У меня было впечатление, что столик со мной соглашается, хотя постукивание моих замерзших пальцев звучало глухо, и я, должно быть, выглядела не просто смешно, но и гротескно, закутанная поверх кофты и толстого зимнего костюма еще и в просторный, изношенный махровый темно-синий шлафрок моей бабушки, достопочтенной госпожи Джорджевич, придворной дамы одной сербской королевы в изгнании. Давней королевы, разумеется, той, XIX века.
(Я только еще кое-что тебе скажу, по поводу пуризма в языке, а именно по поводу слова шлафрок.
— Подай мне, пожалуйста, тот мой шлафрок, — сказала бабушка и медленно встала с высокой старинной резной кровати с высоким полукруглым изголовьем. Я накинула шлафрок на пожелтевшие, худые, быстро постаревшие плечи — моя бабушка долго казалась мне молодой, стройной, подвижной женщиной, — на ключицы, обтянутые истончившейся, сухой кожей, обсыпанной стайками темных пятнышек. Где-то под пищеводом, внезапно, появилась плотная боль, и все более горькая, затопила меня всю. Госпожа бабушка на меня не посмотрела, но улыбнулась. — Что такое, чего ты хотела? Я постарела, конечно, но уже и время пришло. Долго, дружочек, все это тянется. — Она прижала теплые рукава шлафрока к животу. — Сохрани его, когда меня уже больше не будет, он был для меня важным. Сейчас я тебе кое-что скажу, но, чур, не смеяться, авангардистка ты эдакая! — На нем слезы Ее Величества.

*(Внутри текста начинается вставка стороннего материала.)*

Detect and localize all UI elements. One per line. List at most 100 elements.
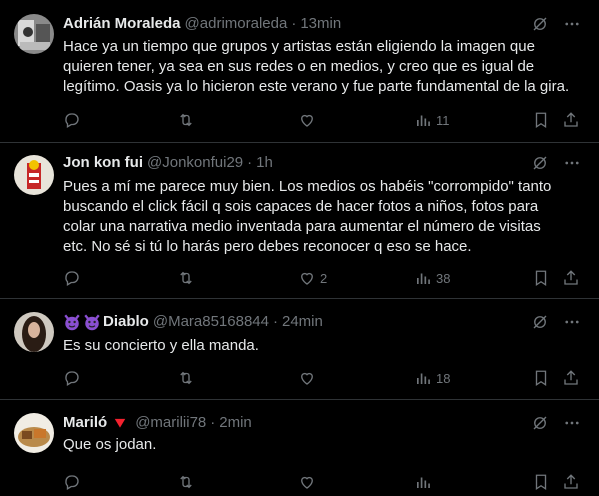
author-handle[interactable]: @marilii78 — [135, 413, 206, 433]
tweet-actions: 11 — [63, 110, 581, 130]
retweet-button[interactable] — [177, 268, 199, 288]
share-button[interactable] — [562, 368, 580, 388]
views-icon — [417, 273, 430, 284]
timestamp[interactable]: 13min — [300, 14, 341, 34]
avatar[interactable] — [14, 155, 54, 195]
timestamp[interactable]: 1h — [256, 153, 273, 173]
grok-icon[interactable] — [531, 154, 549, 172]
tweet-text-line: Que os jodan. — [63, 436, 157, 453]
tweet-header: Adrián Moraleda @adrimoraleda · 13min — [63, 14, 341, 34]
tweet-text-line: buscando el click fácil q sois capaces d… — [63, 198, 539, 215]
tweet-text: Hace ya un tiempo que grupos y artistas … — [63, 37, 581, 97]
retweet-icon — [180, 113, 192, 127]
tweet[interactable]: Mariló @marilii78 · 2min Que os jodan. — [0, 400, 599, 496]
share-button[interactable] — [562, 472, 580, 492]
avatar[interactable] — [14, 14, 54, 54]
bookmark-button[interactable] — [532, 472, 550, 492]
bookmark-icon — [535, 474, 547, 491]
like-button[interactable]: 2 — [298, 268, 327, 288]
replies-feed: Adrián Moraleda @adrimoraleda · 13min Ha… — [0, 0, 599, 496]
tweet-header: Mariló @marilii78 · 2min — [63, 413, 252, 433]
tweet[interactable]: Adrián Moraleda @adrimoraleda · 13min Ha… — [0, 0, 599, 143]
share-button[interactable] — [562, 268, 580, 288]
tweet-text-line: Es su concierto y ella manda. — [63, 337, 259, 354]
tweet-actions — [63, 472, 581, 492]
timestamp[interactable]: 24min — [282, 312, 323, 332]
tweet-text: Es su concierto y ella manda. — [63, 336, 581, 356]
like-button[interactable] — [298, 472, 316, 492]
grok-icon[interactable] — [531, 414, 549, 432]
devil-emoji-icon — [83, 313, 101, 331]
views-button[interactable] — [414, 472, 432, 492]
like-count: 2 — [320, 270, 328, 286]
author-handle[interactable]: @Mara85168844 — [153, 312, 269, 332]
tweet-top-actions — [531, 414, 581, 432]
retweet-button[interactable] — [177, 472, 195, 492]
views-icon — [417, 373, 430, 384]
avatar[interactable] — [14, 312, 54, 352]
red-triangle-badge-icon — [114, 418, 126, 428]
retweet-icon — [180, 271, 192, 285]
author-name[interactable]: Jon kon fui — [63, 153, 143, 173]
devil-emoji-icon — [63, 313, 81, 331]
grok-icon[interactable] — [531, 15, 549, 33]
tweet-actions: 18 — [63, 368, 581, 388]
author-name[interactable]: Adrián Moraleda — [63, 14, 181, 34]
like-icon — [301, 372, 313, 385]
like-icon — [301, 114, 313, 127]
tweet-top-actions — [531, 15, 581, 33]
share-button[interactable] — [562, 110, 580, 130]
retweet-icon — [180, 371, 192, 385]
tweet-top-actions — [531, 313, 581, 331]
reply-icon — [65, 371, 79, 386]
more-icon[interactable] — [563, 414, 581, 432]
reply-button[interactable] — [63, 268, 85, 288]
retweet-button[interactable] — [177, 110, 199, 130]
separator: · — [291, 15, 297, 32]
tweet[interactable]: Diablo @Mara85168844 · 24min Es su conci… — [0, 299, 599, 400]
bookmark-icon — [535, 370, 547, 387]
author-handle[interactable]: @Jonkonfui29 — [147, 153, 243, 173]
reply-button[interactable] — [63, 368, 85, 388]
author-handle[interactable]: @adrimoraleda — [185, 14, 288, 34]
author-name[interactable]: Diablo — [103, 312, 149, 332]
tweet-text-line: legítimo. Oasis ya lo hicieron este vera… — [63, 78, 570, 95]
views-button[interactable]: 11 — [414, 110, 450, 130]
reply-icon — [65, 475, 79, 490]
share-icon — [564, 370, 578, 385]
grok-icon[interactable] — [531, 313, 549, 331]
like-icon — [301, 272, 313, 285]
views-icon — [417, 115, 430, 126]
avatar[interactable] — [14, 413, 54, 453]
share-icon — [564, 270, 578, 285]
reply-button[interactable] — [63, 472, 81, 492]
like-button[interactable] — [298, 110, 320, 130]
views-count: 11 — [436, 112, 450, 128]
bookmark-button[interactable] — [532, 368, 550, 388]
tweet-text-line: colar una narrativa medio inventada para… — [63, 218, 541, 235]
bookmark-button[interactable] — [532, 268, 550, 288]
retweet-button[interactable] — [177, 368, 199, 388]
timestamp[interactable]: 2min — [219, 413, 252, 433]
more-icon[interactable] — [563, 154, 581, 172]
tweet-header: Jon kon fui @Jonkonfui29 · 1h — [63, 153, 273, 173]
separator: · — [247, 154, 253, 171]
more-icon[interactable] — [563, 313, 581, 331]
tweet[interactable]: Jon kon fui @Jonkonfui29 · 1h Pues a mí … — [0, 143, 599, 299]
more-icon[interactable] — [563, 15, 581, 33]
tweet-header: Diablo @Mara85168844 · 24min — [63, 312, 323, 332]
author-name[interactable]: Mariló — [63, 413, 107, 433]
retweet-icon — [180, 475, 192, 489]
reply-button[interactable] — [63, 110, 85, 130]
like-icon — [301, 476, 313, 489]
reply-icon — [65, 113, 79, 128]
like-button[interactable] — [298, 368, 320, 388]
tweet-text-line: etc. No sé si tú lo harás pero debes rec… — [63, 238, 472, 255]
views-button[interactable]: 38 — [414, 268, 450, 288]
tweet-text: Pues a mí me parece muy bien. Los medios… — [63, 177, 581, 257]
views-button[interactable]: 18 — [414, 368, 450, 388]
tweet-text-line: quieren tener, ya sea en sus redes o en … — [63, 58, 535, 75]
bookmark-button[interactable] — [532, 110, 550, 130]
share-icon — [564, 474, 578, 489]
views-count: 38 — [436, 270, 451, 286]
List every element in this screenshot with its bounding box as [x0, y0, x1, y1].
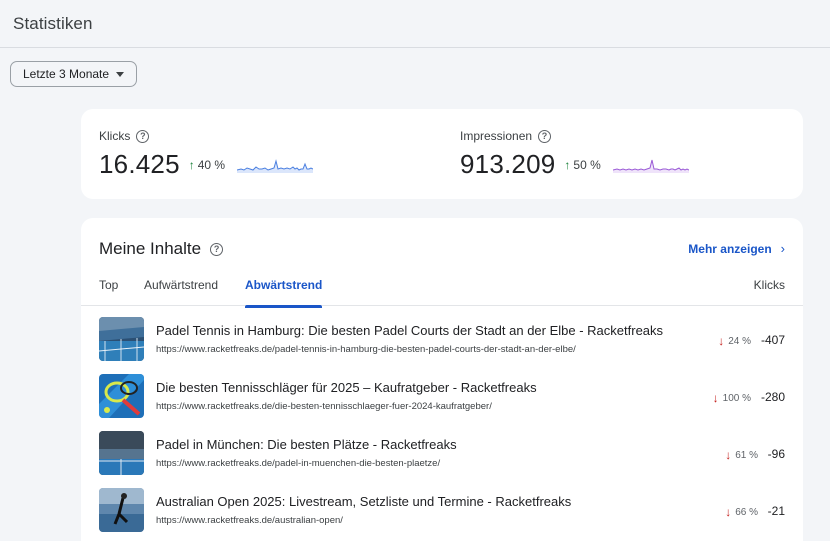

Видишь ли, если использовать слова домашний халат вместо слова шлафрок, то я не смогла бы призвать ни одно из тех сейчас, в которых разговариваю с бабушкой, и ни это, в котором она мне в своей спальне, в доме на Господар-Евремовой улице, 26, за пару лет до этой, Второй войны, оставила в наследство и завещала свой старый шлафрок. Она оставила мне, в тот же день, и все свои драгоценности, равнодушно, и дом, но со шлафроком едва рассталась: он был ей очень дорог. Она купила его в Париже, а впервые надела в Биаррице, однажды летней ночью, когда бывшая королева, тоже впервые, кричала, заточенная в ночных кошмарах; он был на ней, и когда прекрасная Наталия, уязвленная предательством, плакала на людях. — Как ее только ни предавали! И в этом Биаррице, и до, и после. Эта ханжа Драга [84] , госпожа придворная дама, как и я, всегда с книгой в руках. Гадина. Настоящая двуличная деревенщина.
84
Драга (Драгиня) Луньевица-Машин (1866–1903) — фрейлина королевы Наталии Обренович, позже, в браке с Александром Обреновичем, королева Сербии. Из семьи крупного провинциального чиновника. Убита вместе с мужем в результате покушения.